A Wild Allele of Pyrroline-5-Carboxylate Synthase1 Leads to Proline Accumulation in Spikes and Leaves of Barley Contributing to Improved Performance Under Reduced Water Availability

Water stress during spike development strongly affects final grain yield in cereals. Proline, an osmoprotectant amino-acid, may contribute to alleviating the effects of cell and tissue dehydration. We studied five spring barley genotypes contrasting in their drought response, including two introgression lines, S42IL-143 and S42IL-141, harboring a Pyrroline-5-carboxylate synthase1- P5cs1 allele originating from the wild barley accession ISR42-8. We tested the hypothesis that barley genotypes harboring a wild allele at P5cs1 locus are comparatively more drought-tolerant at the reproductive stage by inducing proline accumulation in their immature spikes. At the booting stage, we subjected plants to well-watered and water stress treatments until physiological maturity.
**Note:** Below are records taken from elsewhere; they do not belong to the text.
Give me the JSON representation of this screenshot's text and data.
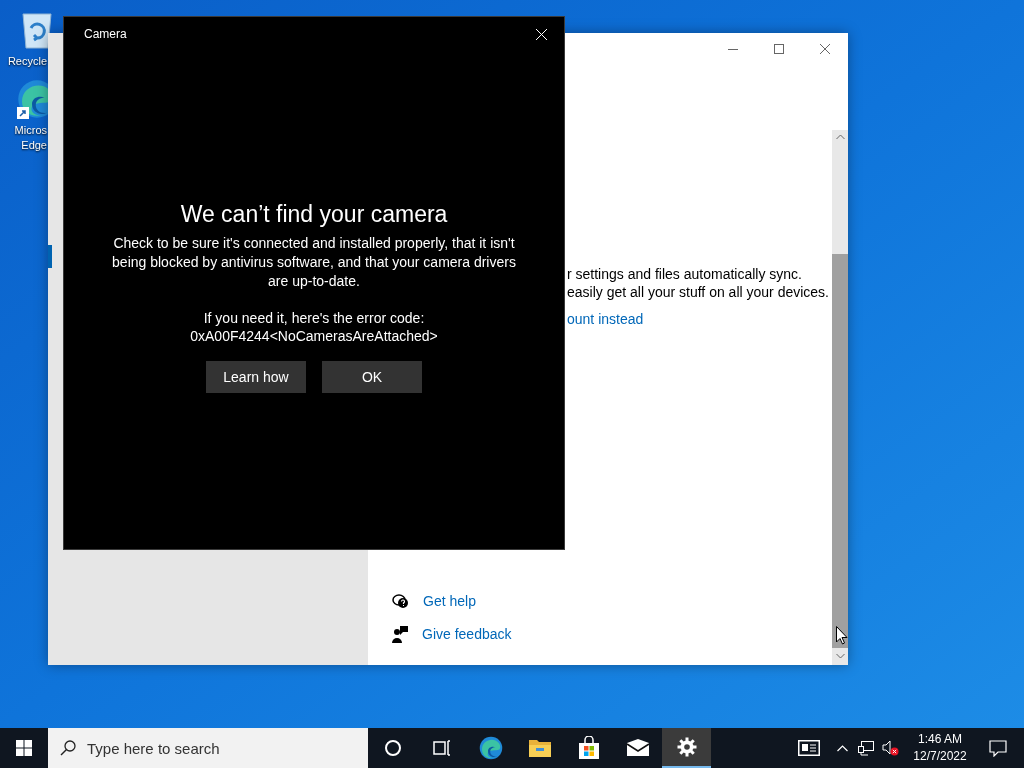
{
  "desktop_icons": [
    {
      "kind": "recycle-bin",
      "label": "Recycle"
    },
    {
      "kind": "edge",
      "label": "Micros\nEdge"
    }
  ],
  "settings_window": {
    "lines": [
      "r settings and files automatically sync.",
      "easily get all your stuff on all your devices."
    ],
    "link": "ount instead",
    "help_links": [
      {
        "kind": "help",
        "label": "Get help"
      },
      {
        "kind": "feedback",
        "label": "Give feedback"
      }
    ]
  },
  "camera_window": {
    "title": "Camera",
    "heading": "We can’t find your camera",
    "message": "Check to be sure it's connected and installed properly, that it isn't being blocked by antivirus software, and that your camera drivers are up-to-date.",
    "error_intro": "If you need it, here's the error code:",
    "error_code": "0xA00F4244<NoCamerasAreAttached>",
    "buttons": [
      "Learn how",
      "OK"
    ]
  },
  "taskbar": {
    "search": {
      "placeholder": "Type here to search"
    },
    "apps": [
      {
        "kind": "cortana",
        "selected": false
      },
      {
        "kind": "task-view",
        "selected": false
      },
      {
        "kind": "edge",
        "selected": false
      },
      {
        "kind": "explorer",
        "selected": false
      },
      {
        "kind": "store",
        "selected": false
      },
      {
        "kind": "mail",
        "selected": false
      },
      {
        "kind": "settings",
        "selected": true
      }
    ],
    "time": "1:46 AM",
    "date": "12/7/2022"
  }
}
Several morpho-physiological traits had significant genotype by treatment interaction and reduction under water stress. Varying levels of genotypic proline accumulation and differences in water stress tolerance were observed. Spike proline accumulation was higher than leaf proline accumulation for all genotypes under water stress. Also, introgression lines carrying a wild allele at P5cs1 locus had a markedly higher spike and leaf proline content compared with the other genotypes. These introgression lines showed milder drought symptoms compared with elite genotypes, remained photosynthetically active under water stress, and maintained their intrinsic water use efficiency. These combined responses contributed to the achievement of higher final seed productivity. Magnetic resonance imaging of whole spikes at the soft dough stage showed an increase in seed abortion among the elite genotypes compared with the introgression lines 15 days after water stress treatment. Our results suggest that proline accumulation at the reproductive stage contributes to the maintenance of grain formation under water shortage.